BIOMED PhD Research Proposal

Title:
Modulating Macrophage Response to Biomaterials by Leveraging Biotin-Avidin Interactions

Speaker:
Victoria Nash, PhD Candidate
School of Biomedical Engineering, Science and Health Systems
Drexel University

Advisor:
Kara Spiller, PhD
Professor
School of Biomedical Engineering, Science and Health Systems
Drexel University

Details:
Tissue regeneration is a complex series of events, driven by highly plastic immune cells: macrophages. Typically, “pro-inflammatory” macrophages act early to support angiogenesis, while later acting “pro-reparative” macrophages support newly sprouted vasculature, assisting in tissue repair. This temporal switch is crucial to prevent either chronic inflammation or fibrosis. Approaches used in biomaterials engineering to temporally influence macrophage phenotype are surface coating or encapsulation of cytokines, however these are not amenable to a variety of biomaterials. Affinity interactions, such as heparin or albumin have been leveraged for drug delivery. They rely on weak interactions, like hydrogen bonding, to retain and deliver the drug. However, these systems require specific biomaterial formulations to 1) incorporate heparin or albumin into the material and 2) provide a favorable environment for weak interactions to occur between the drug and biomaterial for drug delivery. While these systems work for small molecules and some amino acids, they are limited for cytokine delivery because weak interactions are not stable enough for effective delivery.

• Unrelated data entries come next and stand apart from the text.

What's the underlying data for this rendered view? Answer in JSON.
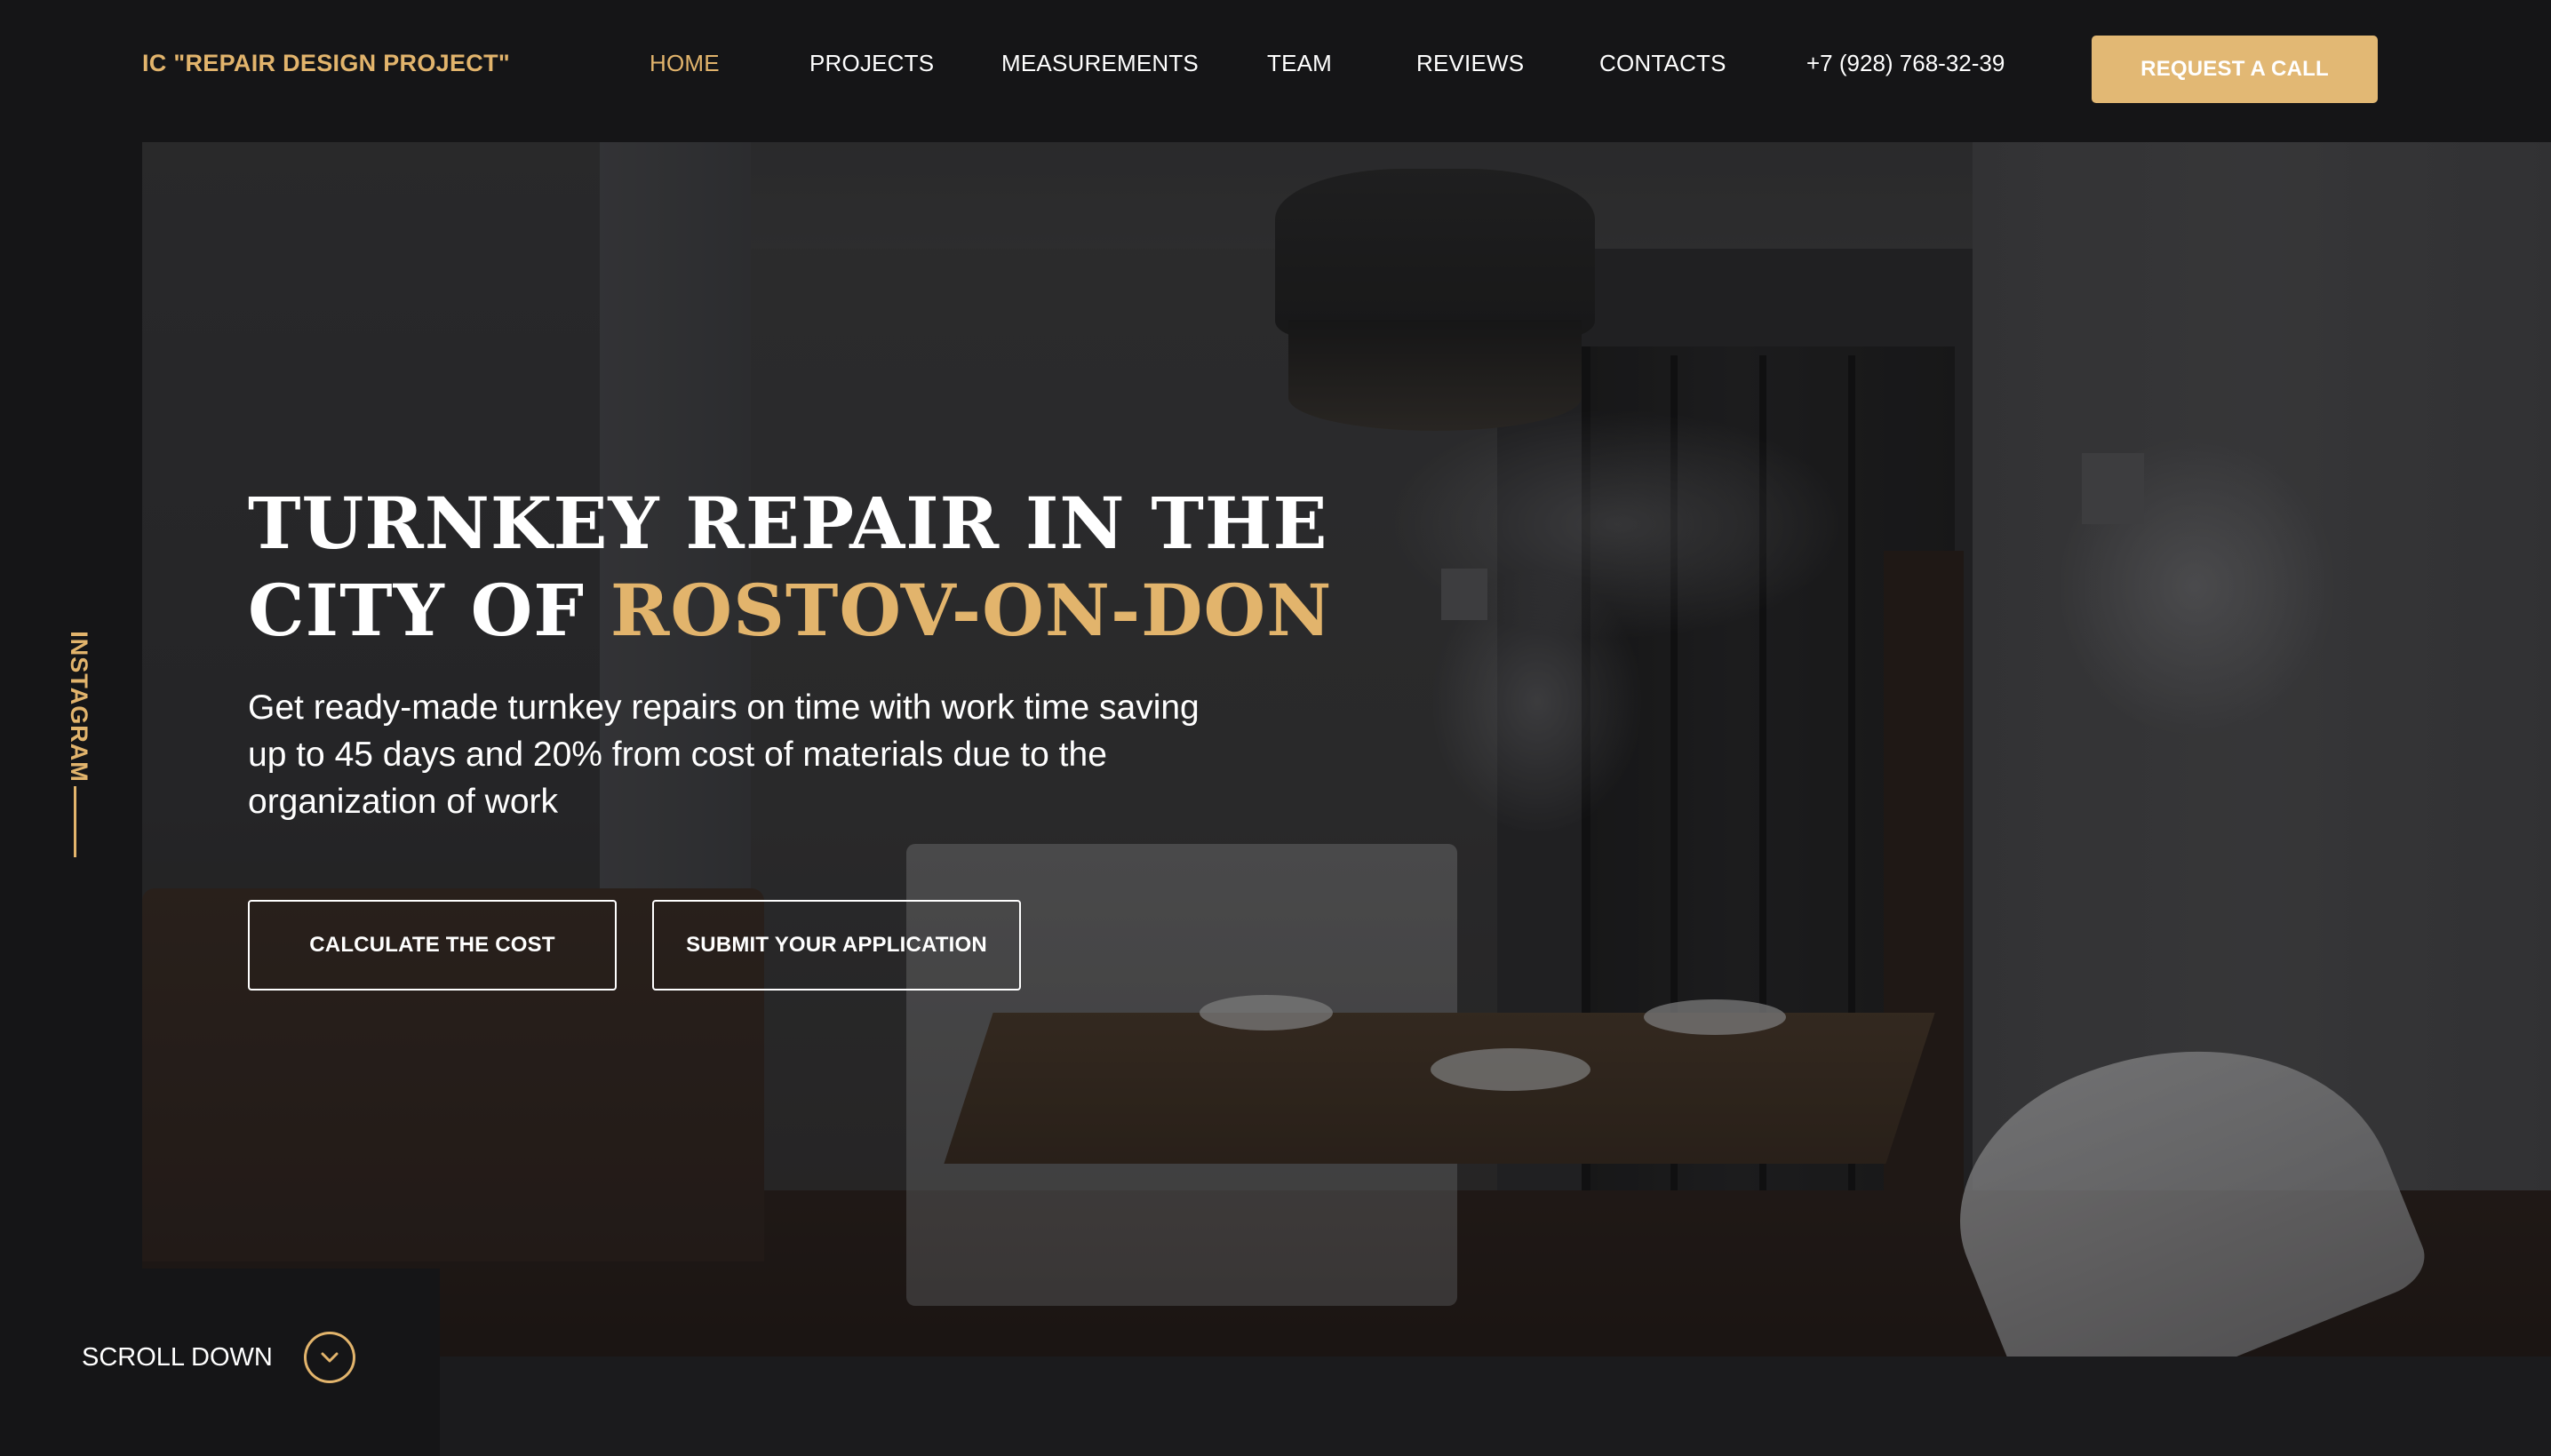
{
  "header": {
    "logo": "IC \"REPAIR DESIGN PROJECT\"",
    "nav": [
      {
        "label": "HOME",
        "active": true
      },
      {
        "label": "PROJECTS",
        "active": false
      },
      {
        "label": "MEASUREMENTS",
        "active": false
      },
      {
        "label": "TEAM",
        "active": false
      },
      {
        "label": "REVIEWS",
        "active": false
      },
      {
        "label": "CONTACTS",
        "active": false
      }
    ],
    "phone": "+7 (928) 768-32-39",
    "cta_label": "REQUEST A CALL"
  },
  "hero": {
    "title_line1": "TURNKEY REPAIR IN THE",
    "title_line2_prefix": "CITY OF ",
    "title_line2_accent": "ROSTOV-ON-DON",
    "subtitle": "Get ready-made turnkey repairs on time with work time saving up to 45 days and 20% from cost of materials due to the organization of work",
    "button_calculate": "CALCULATE THE COST",
    "button_submit": "SUBMIT YOUR APPLICATION"
  },
  "sidebar": {
    "social_label": "INSTAGRAM"
  },
  "scroll": {
    "label": "SCROLL DOWN",
    "icon": "chevron-down-icon"
  },
  "colors": {
    "accent": "#e2b46c",
    "background": "#151517",
    "button": "#e2b874"
  }
}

Biotin-avidin affinity becomes a favorable option because biotin, avidin (or its variants), can be directly conjugated to proteins, biomaterials, and even cells, without altering its bioactivity. Historically, avidin was first used as a model adjuvant, then explored as a protein carrier for adjuvants in vaccines, but modern uses of the affinity pair, biotin-avidin, range from analytical assays to targeted radioimmunotherapy. Biotin-avidin interactions are rarely used for drug release, due to biotin’s low dissociation rate from avidin (Kd = 10-15 M). However, release can be triggered by introducing free biotin to the system, promoting the release of biotinylated molecules from avidin. Yet it is not known how bioconjugation parameters can affect biotin-avidin interactions, potentially leading to controlled release profiles. Or even how biotin or avidin influence macrophage phenotype in the absence of additional cytokines. Therefore, the goal of this study is to determine how bioconjugation parameters can control biotin-avidin interactions to release a biotinylated cytokine to modulate macrophage phenotype in response to biomaterials.